Now, less than a year later, he says the women in Nova Scotia don’t need it anymore. “That’s because the Victoria General Hospital (part of the Queen Elizabeth II Health Sciences Centre) now has a Morgentaler-trained doctor who uses the same technical procedure,” his assistant, Shayna Hodgson, told CBC Radio from Toronto.

“Henry has all along only wanted the best available care for women. It is a medically necessary procedure. The fact that that level of care is now available at the local hospital, and it is covered, is definitely a victory for the women. Definitely,” she claimed.

“How can this not restrict services? How can this not add to the waiting list?” asked Stephanie Hunter, co-ordinator of the Nova Scotia group Feminists for Justice and Equity in Public Policy. She maintained that the province needs more abortuaries, not fewer.

But Hodgson said the Victoria General can accommodate all the demand in Nova Scotia. (In the last couple of years, most abortion clients were from New Brunswick and Prince Edward Island.)

P.E.I. hospitals do not provide abortions, though the government does pay for out-of-province, in-hospital abortions that a doctor deems medically necessary.

Health Minister Chester Gillan says Island women will now have to pay for abortions themselves, or travel to a Morgentaler abortuary in another province.

P.E.I. Right to Life hopes that this is the beginning of the end for Morgentaler abortuaries across Canada. “It would be great to see the (whole) Atlantic provinces as a ‘life sanctuary.’ We will continue to work and pray to that end,” said its president, John Broderick.

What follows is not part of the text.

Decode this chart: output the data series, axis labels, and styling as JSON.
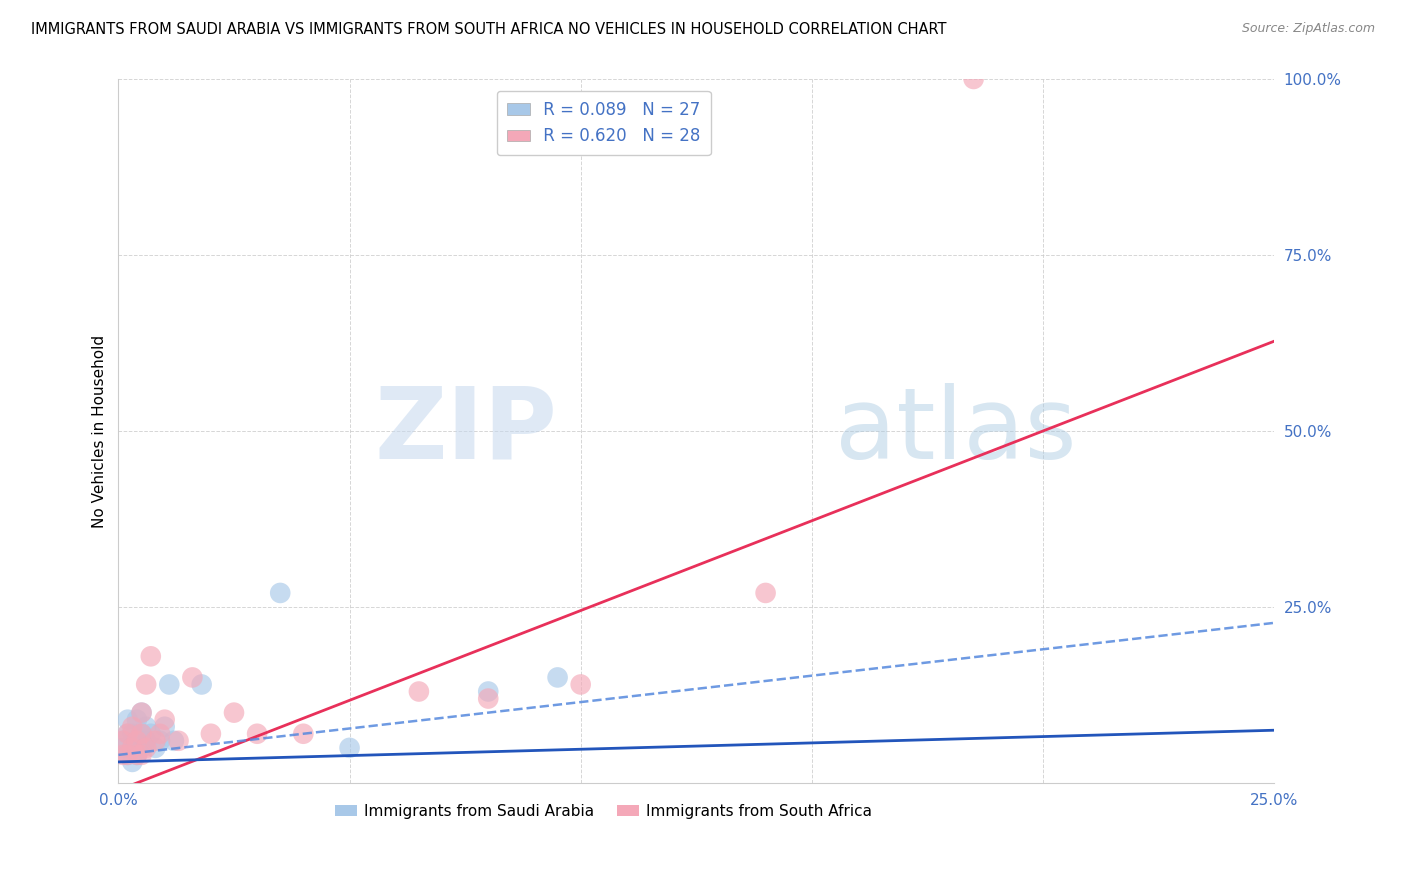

They will also keep an eye open to see where the traffic moves, and whether the province sees an increase in government-funded abortions, especially since a spokesperson at the QE-II’s Termination of Pregnancy Unit said they will “help any Island woman who wants an abortion to get that doctor referral.” (He did not bother to say “needs an abortion.”)

In Halifax, Chesal said, “We’re free to move on, to focus our efforts at the Victoria General Hospital, where some 1,600 babies are lost annually through abortion.”

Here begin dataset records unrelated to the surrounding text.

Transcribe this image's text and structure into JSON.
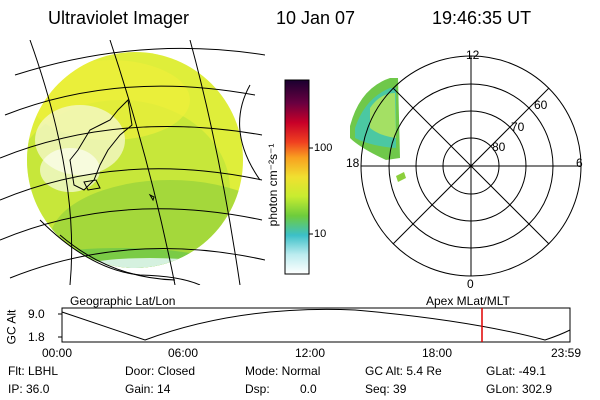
{
  "header": {
    "title": "Ultraviolet Imager",
    "date": "10 Jan 07",
    "time": "19:46:35 UT"
  },
  "colorbar": {
    "unit_label": "photon cm⁻²s⁻¹",
    "tick_100": "100",
    "tick_10": "10"
  },
  "polar": {
    "lat_labels": [
      "60",
      "70",
      "80"
    ],
    "mlt_labels": {
      "top": "12",
      "left": "18",
      "right": "6",
      "bottom": "0"
    }
  },
  "labels": {
    "geographic": "Geographic Lat/Lon",
    "apex": "Apex  MLat/MLT"
  },
  "altplot": {
    "axis_label": "GC Alt",
    "y_top": "9.0",
    "y_bottom": "1.8",
    "x_ticks": [
      "00:00",
      "06:00",
      "12:00",
      "18:00",
      "23:59"
    ]
  },
  "info": {
    "flt": "Flt: LBHL",
    "ip": "IP: 36.0",
    "door": "Door: Closed",
    "gain": "Gain: 14",
    "mode": "Mode: Normal",
    "dsp_label": "Dsp:",
    "dsp_value": "0.0",
    "gc_alt": "GC Alt: 5.4 Re",
    "seq": "Seq: 39",
    "glat": "GLat: -49.1",
    "glon": "GLon: 302.9"
  },
  "colors": {
    "dayglow_yellow": "#e6f03c",
    "dayglow_green": "#8cd23c",
    "polar_cyan": "#3cc8c8",
    "marker_red": "#e00000"
  }
}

Immediately after the Supreme Court of Canada struck down Canada’s abortion law in January 1988, Nova Scotia passed a Medical Services Act banning the provision of abortions and certain other medical procedures in private clinics.

In defiance, Morgentaler performed 14 abortions before the province got an injunction to shut his abortuary down. He was charged, but later acquitted, on 14 counts of violating the law. In addition, the province lost its appeal. As he did elsewhere, Morgentaler filed a lawsuit against the provincial government, claiming refusal to cover the cost of abortions at his facility violated the Canada Health Act and the Constitution.

For 14 years, a small group of dedicated pro-life people picketed the abortuary in rain, snow, sleet and hail. Some never missed a day.

Among them was Herm Wills, who said, “I find it amazing that so many Christians who profess to be against abortion, including members of the cloth, could not find time to every now and again picket outside the abortion centre.”

He added, “It was alarming, as a father, to see a medical doctor and workers at the clinic with child seats in their cars. It truly boggles the mind. Can they not see and feel and hear what they do?”

Shayna Hodgson was asked if Morgentaler would take credit for the availability of abortions in Nova Scotia today. She thought not.